Silber Granulat kaufen

Silber Granulat Herstellung

Silbergranulat wird in den Scheideanstalten hergestellt. Zur Produktion von Silbergranulat wird flüssiges Feinsilber in kaltem Wasser durch ein Sieb gegossen. Dabei tropfen kleine Silberkügelchen aus dem Sieb. Durch die Siebgröße kann die Größe der Kugeln eingestellt werden, in der Regel zwischen einem bis fünf Millimeter. Die Abnehmer kaufen dann die Beutel je nach Körnung. Die kleinen Körnchen können auch zu Silberstaub zermahlen werden.


Verwendung

Das Silbergranulat dient als Rohmaterial für Goldschmieden und die Industrie. Silber reflektiert das Licht wie kein anderes Metall und wird darum gebraucht für Hochleistungsspiegel und Wärmereflektoren. Silber ist außerdem ein hervorragender elektrischer Leiter. Hightech-Elektronik kommt ohne Silber nicht aus. Das Silbergranulat eignet sich mit seiner kleinen Körnung hervorragend für die industrielle Weiterverarbeitung. Silber ist eine Grundlage der modernen Industriegesellschaft.


Steuer

Silbergranulat ist ein Zwischenprodukt für die industrielle Weiterverarbeitung. Darum ist es auch nicht von der Umsatzsteuer befreit. Beim Kauf alter Münzen beispielsweise hat man dieses Problem nicht.

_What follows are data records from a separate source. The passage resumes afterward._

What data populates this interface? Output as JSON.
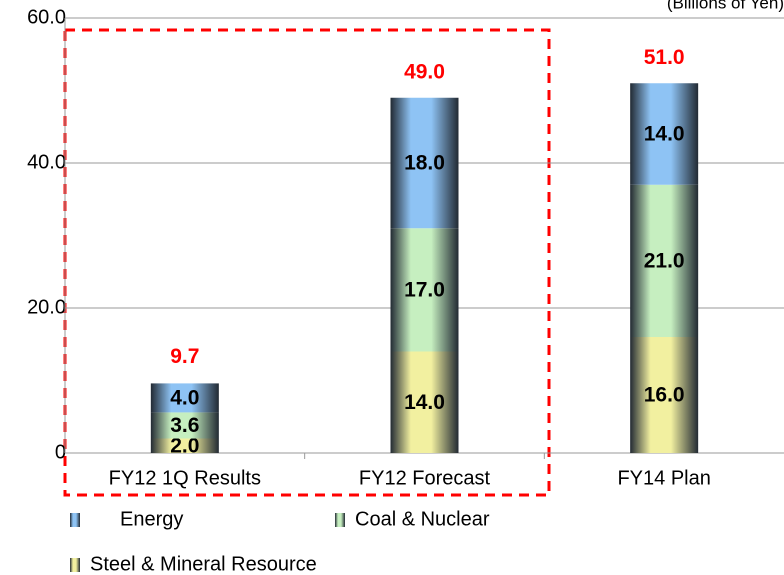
{
  "chart_data": {
    "type": "stacked_bar",
    "unit_note": "(Billions of Yen)",
    "categories": [
      "FY12 1Q Results",
      "FY12 Forecast",
      "FY14 Plan"
    ],
    "series": [
      {
        "name": "Steel & Mineral Resource",
        "color": "#f2f0a0",
        "values": [
          2.0,
          14.0,
          16.0
        ],
        "value_labels": [
          "2.0",
          "14.0",
          "16.0"
        ]
      },
      {
        "name": "Coal & Nuclear",
        "color": "#c6efc0",
        "values": [
          3.6,
          17.0,
          21.0
        ],
        "value_labels": [
          "3.6",
          "17.0",
          "21.0"
        ]
      },
      {
        "name": "Energy",
        "color": "#8ec3f4",
        "values": [
          4.0,
          18.0,
          14.0
        ],
        "value_labels": [
          "4.0",
          "18.0",
          "14.0"
        ]
      }
    ],
    "totals": {
      "values": [
        9.7,
        49.0,
        51.0
      ],
      "value_labels": [
        "9.7",
        "49.0",
        "51.0"
      ],
      "color": "#ff0000"
    },
    "ylim": [
      0,
      60
    ],
    "yticks": [
      0,
      {
        "value": 20,
        "label": "20.0"
      },
      {
        "value": 40,
        "label": "40.0"
      },
      {
        "value": 60,
        "label": "60.0"
      }
    ],
    "grid": true
  }
}
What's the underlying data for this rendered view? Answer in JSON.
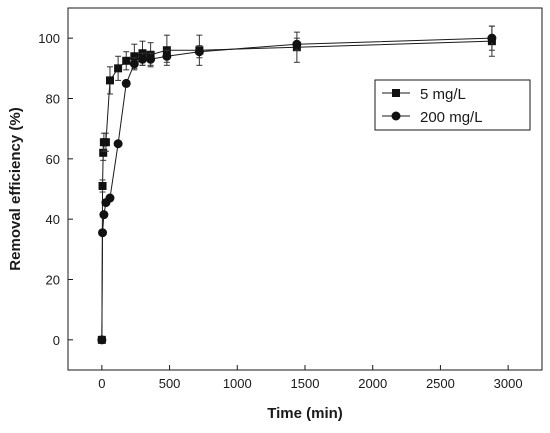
{
  "chart_data": {
    "type": "line",
    "xlabel": "Time (min)",
    "ylabel": "Removal efficiency (%)",
    "xlim": [
      -250,
      3250
    ],
    "ylim": [
      -10,
      110
    ],
    "xticks": [
      0,
      500,
      1000,
      1500,
      2000,
      2500,
      3000
    ],
    "yticks": [
      0,
      20,
      40,
      60,
      80,
      100
    ],
    "xtick_labels": [
      "0",
      "500",
      "1000",
      "1500",
      "2000",
      "2500",
      "3000"
    ],
    "ytick_labels": [
      "0",
      "20",
      "40",
      "60",
      "80",
      "100"
    ],
    "legend_position": "top-right",
    "series": [
      {
        "name": "5 mg/L",
        "marker": "square",
        "x": [
          0,
          5,
          10,
          15,
          30,
          60,
          120,
          180,
          240,
          300,
          360,
          480,
          720,
          1440,
          2880
        ],
        "y": [
          0,
          51,
          62,
          65.5,
          65.5,
          86,
          90,
          92.5,
          94,
          95,
          94.5,
          96,
          96,
          97,
          99
        ],
        "err": [
          0,
          2,
          2.5,
          3,
          3,
          4.5,
          4,
          3,
          4,
          4,
          4,
          5,
          5,
          5,
          5
        ]
      },
      {
        "name": "200 mg/L",
        "marker": "circle",
        "x": [
          0,
          5,
          15,
          30,
          60,
          120,
          180,
          240,
          300,
          360,
          480,
          720,
          1440,
          2880
        ],
        "y": [
          0,
          35.5,
          41.5,
          45.5,
          47,
          65,
          85,
          91.5,
          93,
          93,
          94,
          95.5,
          98,
          100
        ],
        "err": [
          0,
          0,
          0,
          0,
          0,
          0,
          0,
          2,
          2,
          2,
          2,
          2,
          2,
          4
        ]
      }
    ]
  }
}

Silbergranulat als Geldanlage

Silber kann man kaufen als Silberbarren, Silbertafeln, Silbermünzen, Cook Silber (Münzbarren oder Münzstangen), JunkSilver (kleiner Sack mit Silbermünzen) und als Silbergranulat. Silbergranulat ist dabei die einzige Silberform, die nicht gedacht ist als Geldanlage. Es ist nur ein Industriemetall. Trotzdem wird auch das Granulat von Anlegern gekauft. Silbergranulat als Geldanlage hat glühende Anhänger und stößt bei anderen Anlegern auf strikt Ablehnung.
Das Granulat wird betrachtet als eine Alternative zu Münzen und Barren. Es hatte sogar mal eine Hochzeit. In der Finanzkrise sind den Händlern zeitweise die Münzen und Barren ausgegangen. Da war das Granulat ein willkommener Ersatz und wurde mit Begeisterung gekauft.

 

Vorteile von Silber Granulat kaufen gegenüber Münzen und Barren

Es ist günstig im Preis. Die Prägekosten entfallen, die eine Münze teurer machen als ihren Materialwert.
Es kann leicht weiterverarbeitet werden. Dazu ist es schließlich da.
Es kann in beliebig große Einheiten unterteilt werden.
Silbergranulat wird öfter zum Schnäppchenpreis angeboten. Jedenfalls öfter als Münzen oder Barren.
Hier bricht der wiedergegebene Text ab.